I agree! Imo you can't find a better food.


----------



## marilynmonroe

This is what I use to gut load my nightcrawlers, liquid zoe and shoot-up the worm. I got the syringe at the Pharm for about a $1.00.


----------



## Smoke

marilynmonroe said:


> This is what I use to gut load my nightcrawlers, liquid zoe and shoot-up the worm. I got the syringe at the Pharm for about a $1.00.


WoW


----------



## BRUNER247

DAMN bangn Zoe. Your hardcore!better watch it you'll give your fish AIDS doing that.


----------



## JeFFLo

marilynmonroe said:


> This is what I use to gut load my nightcrawlers, liquid zoe and shoot-up the worm. I got the syringe at the Pharm for about a $1.00.


did you have to squeeze the liquid out of the nightcrawler before you shot it up with the zoe?


----------



## JeFFLo

ok so what i did was instead of stuffing em, i went out and bought hikari cichlid gold pellets, crushed them up and mixed it with the mulch that the nightcrawlers are in along with some veggies and a vitamin supplement. im not sure what effect this will have on the worms but i assume it could be nothing but beneficial. thanks for your guys' input


----------



## Inflade

marilynmonroe said:


> This is what I use to gut load my nightcrawlers, liquid zoe and shoot-up the worm. I got the syringe at the Pharm for about a $1.00.


excellent idea.


----------



## Redruckus

i know if you gut load worms with garlic they turn neon green/chartruse in a week or 2


----------



## Briaan

Could I mash some pellets in a sludge n shoot it into the worms?

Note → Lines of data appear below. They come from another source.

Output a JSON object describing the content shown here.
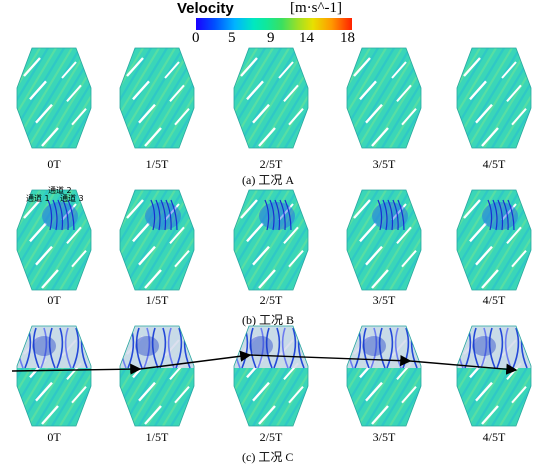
{
  "legend": {
    "title": "Velocity",
    "unit": "[m·s^-1]",
    "ticks": [
      "0",
      "5",
      "9",
      "14",
      "18"
    ],
    "colors": [
      "#1a00ff",
      "#00b4ff",
      "#10e89a",
      "#e8e000",
      "#ff2000"
    ]
  },
  "rows": [
    {
      "id": "A",
      "labels": [
        "0T",
        "1/5T",
        "2/5T",
        "3/5T",
        "4/5T"
      ],
      "caption": "(a)   工况 A"
    },
    {
      "id": "B",
      "labels": [
        "0T",
        "1/5T",
        "2/5T",
        "3/5T",
        "4/5T"
      ],
      "caption": "(b)   工况 B",
      "channel_labels": [
        "通道 1",
        "通道 2",
        "通道 3"
      ]
    },
    {
      "id": "C",
      "labels": [
        "0T",
        "1/5T",
        "2/5T",
        "3/5T",
        "4/5T"
      ],
      "caption": "(c)   工况 C"
    }
  ]
}
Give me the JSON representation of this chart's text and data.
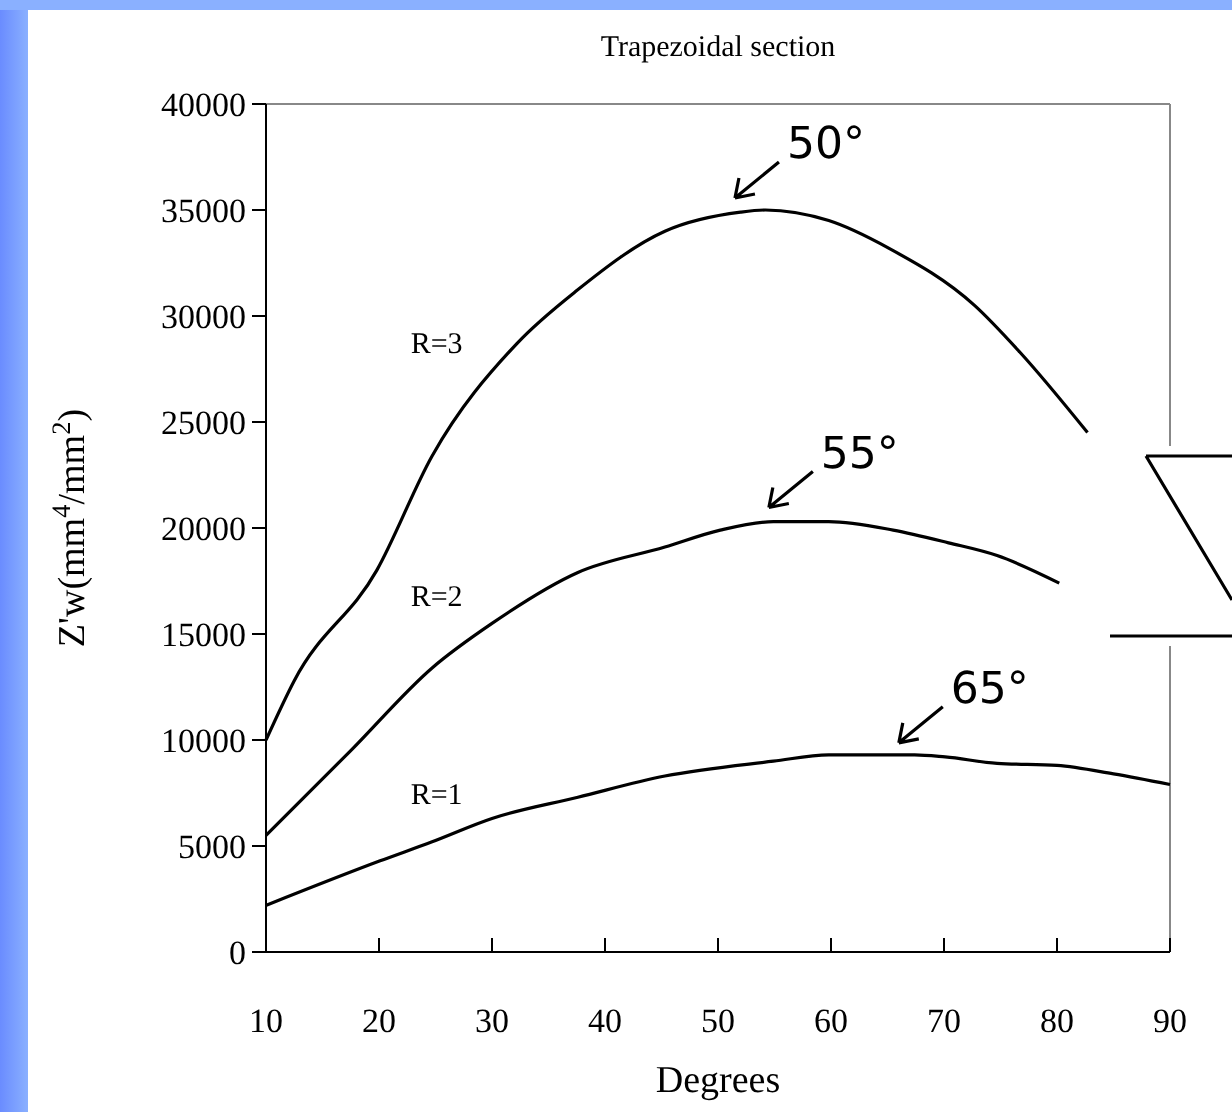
{
  "chart_data": {
    "type": "line",
    "title": "Trapezoidal section",
    "xlabel": "Degrees",
    "ylabel": "Z'w(mm$^{4}$/mm$^{2}$)",
    "xlim": [
      10,
      90
    ],
    "xticks": [
      10,
      20,
      30,
      40,
      50,
      60,
      70,
      80,
      90
    ],
    "ylim": [
      0,
      40000
    ],
    "yticks": [
      0,
      5000,
      10000,
      15000,
      20000,
      25000,
      30000,
      35000,
      40000
    ],
    "grid": false,
    "marker": "none",
    "line_style": "solid",
    "series": [
      {
        "name": "R=3",
        "color": "#000000",
        "x": [
          10,
          12.5,
          19.8,
          24.7,
          32.2,
          37.5,
          45.3,
          52,
          54.2,
          59.8,
          65.1,
          72.7,
          76.7,
          82.7
        ],
        "values": [
          10000,
          12800,
          18000,
          23400,
          28700,
          31200,
          34000,
          34900,
          35000,
          34500,
          33200,
          30500,
          28300,
          24500
        ]
      },
      {
        "name": "R=2",
        "color": "#000000",
        "x": [
          10,
          17.5,
          24.7,
          30,
          37.6,
          45.3,
          50.2,
          54.9,
          59.8,
          65.5,
          70.4,
          74.7,
          80.2
        ],
        "values": [
          5500,
          9500,
          13400,
          15500,
          17900,
          19100,
          19900,
          20300,
          20300,
          19900,
          19300,
          18700,
          17400
        ]
      },
      {
        "name": "R=1",
        "color": "#000000",
        "x": [
          10,
          20.1,
          24.7,
          30,
          37.6,
          45.3,
          54.9,
          59.8,
          62.3,
          67.4,
          70.1,
          74.7,
          80,
          85,
          90
        ],
        "values": [
          2200,
          4300,
          5200,
          6300,
          7300,
          8300,
          9000,
          9300,
          9300,
          9300,
          9200,
          8900,
          8800,
          8400,
          7900
        ]
      }
    ],
    "annotations": [
      {
        "text": "50°",
        "x": 51.5,
        "y": 35000
      },
      {
        "text": "55°",
        "x": 54.5,
        "y": 20400
      },
      {
        "text": "65°",
        "x": 66,
        "y": 9300
      }
    ]
  }
}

Or would the vitamin supp better?


----------



## JeFFLo

i thought about that too brian, it should work if the pellets are crushed up fine enough. let me know how it works out if you decide to try it.


----------



## Briaan

My idea is to make a sludge, but we will need a liquid, and instead of water i was thinking of usig the vitamin supplement? And finely grinded pellets (powder, the magic bullet or food processor would work) with vitamin supplement to make it sludgy(more liquidly, not so thick but not so liquidly) and then injected into a night crawler, best of both worlds, but I would think you need a thicker syringe, and a thicker needle or injecting would be more difficult then it should be.


----------